If your pre-restaurant ritual includes checking out the menu to see what you fancy later, then a quick scan of their Instagram feed for gratuitous food pics, this French restaurant and wine shop will leave you wondering what to expect (there isn’t even a menu online).
Don’t let that put you off. What they’ve got going on at this smart new corner spot in The World’s End part of Chelsea is a decent concept. There’s a basement ‘bottle shop’ with links to Spirited Wines, which means you can pay 20 quid (including £2 corkage to drink in) for a powerhouse red like the Jean Luc Baldes Clos Triguedina 2011 Malbec. A definite plus.
Now, how about the food? Well, 442 depend on helpful staff to talk you through the very limited options – a salad or cheese and meat platters; a couple of mains; no desserts. That’s your lot.
Despite the lack of options and uncertainty about the size of the bill, the quality is very respectable. A platter of high-grade French cheese and saucisson with a black pepper and salt crust worked perfectly well as a starter to share, while the duck confit main was so tender it practically fell off the bone when threatened with a fork. A crispy-skinned salmon with olive oil-infused mash was also good, but came without sauce or sides. At just over £70 for two, it’s competitively priced.

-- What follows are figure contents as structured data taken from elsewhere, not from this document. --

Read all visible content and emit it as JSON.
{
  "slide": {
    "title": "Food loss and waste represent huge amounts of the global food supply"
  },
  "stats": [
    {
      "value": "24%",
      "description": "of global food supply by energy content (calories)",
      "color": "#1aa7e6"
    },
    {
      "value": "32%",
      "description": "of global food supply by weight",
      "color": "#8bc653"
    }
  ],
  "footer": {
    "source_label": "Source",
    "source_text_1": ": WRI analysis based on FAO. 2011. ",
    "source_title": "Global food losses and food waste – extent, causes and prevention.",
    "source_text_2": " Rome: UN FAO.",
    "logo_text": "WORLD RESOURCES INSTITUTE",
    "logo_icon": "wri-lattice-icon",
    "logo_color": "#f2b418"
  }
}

We visited on a Saturday afternoon when the Sloane end of the King’s Road was heaving with designer-toting types and ‘Made in Chelsea’ wannabes, and there was a huge queue for oysters and champagne at the street food market (we kid you not). Apart from the friendly staff and the classic dub music in the background, 442 was eerily empty. For that to change, they need to sort their menu issues out sharpish.